If you think there’s an inconsistency in people’s dismissal of UFO eyewitness accounts, I think you may not have grasped the principles of Bayesian reasoning yet.
Eliezer’s introduction is here, but to add some subject relevant commentary:
Eyewitness reports of unfamiliar things tend to be much less reliable than eyewitness reports of familiar ones. If a person witnesses someone they already recognize committing a crime, for instance, their description of the perpetrator is likely to be highly accurate, whereas a person who witnesses someone they don’t recognize committing a crime is likely to give a description that’s extremely unhelpful, and often worse than useless.

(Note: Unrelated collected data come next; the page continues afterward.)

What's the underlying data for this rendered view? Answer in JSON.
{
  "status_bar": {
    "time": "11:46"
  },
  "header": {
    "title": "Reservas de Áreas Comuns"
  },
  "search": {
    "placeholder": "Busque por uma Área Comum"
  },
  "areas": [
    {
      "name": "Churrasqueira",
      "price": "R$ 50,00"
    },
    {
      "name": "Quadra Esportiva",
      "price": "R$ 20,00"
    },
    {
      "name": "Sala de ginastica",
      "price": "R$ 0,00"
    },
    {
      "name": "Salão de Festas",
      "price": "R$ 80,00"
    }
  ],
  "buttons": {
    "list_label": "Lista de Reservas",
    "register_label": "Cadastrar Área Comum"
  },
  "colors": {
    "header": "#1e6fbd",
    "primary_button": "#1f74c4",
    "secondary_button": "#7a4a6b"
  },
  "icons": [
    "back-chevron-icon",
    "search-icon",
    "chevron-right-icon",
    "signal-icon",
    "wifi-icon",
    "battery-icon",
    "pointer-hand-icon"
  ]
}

So as a general principle, people reporting on unfamiliar phenomena tends to be weaker evidence than people reporting on familiar ones. If your girlfriend says she saw an eagle by the creek, and she often sees eagles and is well equipped to recognize them on sight, then her report is stronger evidence than that of a tourist who thinks they know what eagles look like, and saw a bird which fit their idea of what an eagle is supposed to look like, so they’re pretty sure that’s what it was, which is in turn stronger evidence than a report from someone who doesn’t know what eagles look like at all, but saw a bird which they think fit the description of an eagle which they heard after seeing it.
This is in addition to the fact that the single standard of Bayesian evidential reasoning demands larger amounts of evidence to raise less probable events to the point of likelihood. If seeing an eagle over the creek has a prior of .02, your girlfriend’s say-so is more than enough evidence to accept the proposition, unless she’s unusually dishonest. If she claims to have seen a gremlin, on the other hand, the prior is going to be much, much lower; if gremlins exist at all, they must be awfully rare and elusive to have avoided reliable observation thus far. So the likelihood that the report is due to misidentification, dishonesty, confusion, or some other reason for a false report, swamps the likelihood that she really saw a gremlin, under the same standards of evidence as we would apply in the case of the eagle.
The same goes for radar: Today air traffic controllers attribute epistemic value to radar data on the question of determining size and movement of objects in the sky. However, they really should ditch their equipment as we attribute zero epistemic value to the radar signals if the objects it detects move in ways that current man made objects cannot or if the objects are larger than current man made objects (say, with a diameter of two aircraft carriers. Right?